On the weekend before last, KJ and I travelled to Manly to meet some friends, up from Sydney, who had bravely driven all the way to Brisbane in a car loaded with mum, dad, two kids and an apparently flatulent boxer puppy.  It was a perfectly clear and sunny Autumn day, so we opted to cycle rather than drive.   That meant not only did we get to enjoy the glorious sunshine even more, we dodged Gateway Bridge toll fees of almost $10.  Sure, it’s a steep ride up and over the bridge, but it’s a wide and safe cycle path so you can take your time and not worry about the traffic.

View from a bridge
View from a bridge

An unexpected bonus was not having to worry about parking at Manly.  Being a picture perfect day, there were eleventy million (give or take) people there, all enjoying a day by the sea.  And most seemed to have travelled by car.  What a pleasure it was to simply cruise in on our bikes, without the frustrating search for somewhere to park.  I think that was even more satisfying than dodging the toll.

KJ blitzes the Gateway.
KJ blitzes the Gateway.

The level crossing at Lindum Station however, leaves a lot to be desired.  This may well be Brisbane’s least human-friendly intersection, but fortunately the Sunday traffic was almost non-existent, so that helped.  The only other matter of concern was the rampaging cow beside the road in an unfenced paddock, just around the corner from said station.  My thanks to the kindly driver who stopped to give warning, and my apologies for the confused look on my face.

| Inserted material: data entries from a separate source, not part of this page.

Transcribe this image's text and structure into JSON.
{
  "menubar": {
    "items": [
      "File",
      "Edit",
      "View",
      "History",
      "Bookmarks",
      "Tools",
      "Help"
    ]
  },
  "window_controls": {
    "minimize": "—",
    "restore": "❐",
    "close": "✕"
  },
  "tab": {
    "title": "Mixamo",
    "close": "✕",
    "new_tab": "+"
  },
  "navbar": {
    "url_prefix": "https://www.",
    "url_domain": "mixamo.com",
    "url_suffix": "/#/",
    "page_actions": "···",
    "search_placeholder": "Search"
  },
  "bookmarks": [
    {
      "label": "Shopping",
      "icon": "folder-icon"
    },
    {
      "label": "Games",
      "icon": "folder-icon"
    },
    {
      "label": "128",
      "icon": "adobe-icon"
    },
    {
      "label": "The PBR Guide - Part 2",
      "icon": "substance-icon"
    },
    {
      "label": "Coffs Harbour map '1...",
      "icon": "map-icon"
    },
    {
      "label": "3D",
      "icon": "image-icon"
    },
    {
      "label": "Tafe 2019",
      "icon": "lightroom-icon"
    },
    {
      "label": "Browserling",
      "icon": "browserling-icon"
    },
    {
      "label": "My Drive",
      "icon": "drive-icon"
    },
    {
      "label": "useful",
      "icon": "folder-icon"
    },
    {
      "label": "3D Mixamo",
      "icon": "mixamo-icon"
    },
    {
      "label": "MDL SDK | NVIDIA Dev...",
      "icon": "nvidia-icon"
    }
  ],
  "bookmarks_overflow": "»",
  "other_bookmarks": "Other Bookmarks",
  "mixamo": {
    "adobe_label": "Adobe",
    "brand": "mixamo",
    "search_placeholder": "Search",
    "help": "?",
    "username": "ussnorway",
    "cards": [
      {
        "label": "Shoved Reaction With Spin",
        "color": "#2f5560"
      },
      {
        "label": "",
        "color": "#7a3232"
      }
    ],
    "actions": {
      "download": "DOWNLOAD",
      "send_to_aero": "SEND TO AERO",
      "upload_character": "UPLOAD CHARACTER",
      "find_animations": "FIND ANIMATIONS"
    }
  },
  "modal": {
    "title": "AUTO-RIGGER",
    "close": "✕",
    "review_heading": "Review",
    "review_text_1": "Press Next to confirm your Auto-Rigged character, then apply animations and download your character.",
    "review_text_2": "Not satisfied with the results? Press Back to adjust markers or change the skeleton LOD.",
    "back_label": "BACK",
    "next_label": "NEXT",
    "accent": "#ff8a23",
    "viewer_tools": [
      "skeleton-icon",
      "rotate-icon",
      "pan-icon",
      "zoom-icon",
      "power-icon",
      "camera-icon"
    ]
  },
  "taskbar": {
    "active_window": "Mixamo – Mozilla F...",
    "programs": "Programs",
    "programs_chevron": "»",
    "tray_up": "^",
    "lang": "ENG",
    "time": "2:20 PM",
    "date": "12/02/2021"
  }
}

The substituting of bikes for a short car journey was brought to mind a couple of days ago, when I finished reading David Herlihy’s fine history of the bicycle, called simply “Bicycle”.  Herlihy writes that in the US, about a third of all petrol pumped into cars is used on trips of less than three miles, which is roughly five kilometres.  And tells me: Vehicles are least fuel efficient and most polluting at the start of trips and on short trips. One reason for this is that catalytic converters (which reduce air pollution emissions) do not operate properly until they have warmed up. Trips of less than five kilometres generally do not allow the engine to reach its peak operating temperature.  I don’t know how the statistics in Australia compare with the US, but we are a highly urbanised country and my guess is we’d have similar fuel usage patterns.

So it’s simple really.  Cycle more.  Burn less fuel.  Spend less money.  Have more fun.